Here’s the plugin script:

#!/usr/bin/env python3

from cmk.base.plugins.agent_based.agent_based_api.v1 import register, Result, Service, State


def parse_indesign_instance_status(string_table):
    parsed_services = []
    
    for line in string_table:
        # Initialize the service dictionary with the service name
        service = {'name': line[0]}

        # The status is the last element in the line, and we know the state needs to be determined from it
        status = line[-1]  # Directly use the last element assuming it's the status
        
        # Determine the service state based on the status value
        if status.lower() in ["idle", "running", "active", "locked"]:
            service['state'] = 'OK'
        elif status.lower() == "down":
            service['state'] = 'CRIT'
        else:
            service['state'] = 'UNKNOWN'
        
        # Directly store the status
        service['status'] = status
        
        # Append the service dictionary to parsed_services
        parsed_services.append(service)
    print(f"Parsed Service Dictionary {parsed_services}")
    return parsed_services



def discover_indesign_instance_status(section):
    print("Starting discovery phase...")
    print(f"Raw section data received: {section}")
    # Assuming section data is now structured in a way that services can be directly identified
    for service in section:
        # You might need to filter out any unwanted keys, similar to the previous 'if' condition
        yield Service(item=service['name'])

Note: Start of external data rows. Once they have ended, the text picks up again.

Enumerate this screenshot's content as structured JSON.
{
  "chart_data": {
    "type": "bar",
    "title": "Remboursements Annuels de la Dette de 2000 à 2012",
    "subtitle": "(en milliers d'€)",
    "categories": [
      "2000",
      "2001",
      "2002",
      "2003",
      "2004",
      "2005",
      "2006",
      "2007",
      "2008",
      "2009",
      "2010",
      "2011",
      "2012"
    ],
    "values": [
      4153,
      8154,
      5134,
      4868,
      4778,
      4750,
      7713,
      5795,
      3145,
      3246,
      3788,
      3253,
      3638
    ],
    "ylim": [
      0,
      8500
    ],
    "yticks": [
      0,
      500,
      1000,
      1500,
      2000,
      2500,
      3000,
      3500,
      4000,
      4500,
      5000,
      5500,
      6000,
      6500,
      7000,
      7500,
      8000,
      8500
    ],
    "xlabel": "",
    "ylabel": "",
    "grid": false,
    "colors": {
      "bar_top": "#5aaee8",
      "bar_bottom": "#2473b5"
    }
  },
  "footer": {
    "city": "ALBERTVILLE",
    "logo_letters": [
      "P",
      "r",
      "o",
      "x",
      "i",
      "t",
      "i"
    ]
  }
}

def check_indesign_instance_status(item, section):
    print(f"Received Service Dictionary: {section}")
    for service in section:
        if service['name'] == item:
            # Use dict.get() to avoid KeyError if 'state' or 'status' key does not exist
            state = service.get('state')
            status = service.get('status')
            
            # Check if either state or status is None and handle accordingly
            if state is None or status is None:
                result_state = 'state.UNKNOWN'
                summary = f"{item} state or status is missing"
                yield Result(state=State.UNKNOWN, summary=summary)
            elif state == 'CRIT':
                result_state = 'state.CRIT'
                summary = f"{item} state is critical: {status}"
                yield Result(state=State.CRIT, summary=summary)
            elif state == 'OK':
                result_state = 'state.OK'
                summary = f"{item} state is operational: {status}"
                yield Result(state=State.OK, summary=summary)
            else:
                result_state = 'state.UNKNOWN'
                summary = f"{item} state is unknown: {status}"
                yield Result(state=State.UNKNOWN, summary=summary)
            
            print(result_state)
            # Yield a result summary based on the service state.


register.agent_section(
    name="indesign_instance_status",
    parse_function=parse_indesign_instance_status,
)

register.check_plugin(
    name="indesign_instance_status",
    service_name="InDesign %s",
    discovery_function=discover_indesign_instance_status,
    check_function=check_indesign_instance_status,
)

Agent Data:

<<<indesign_instance_status>>>
IDS2023A_queue - Status: idle
IDS2023C_queue - Status: idle
IDS2023B_queue - Status: idle

This gives you only the name of the service. Try to change it like this:

    for name, service in section.items():
        if name == item:
1 Like

It turns out that it was an issue with permissions. I backed up the site and then replaced the site with the backup and now all is working.

Thank you for the advice @thl-cmk, I’ll experiment with that, but for now I’m just happy to have this service monitored fully.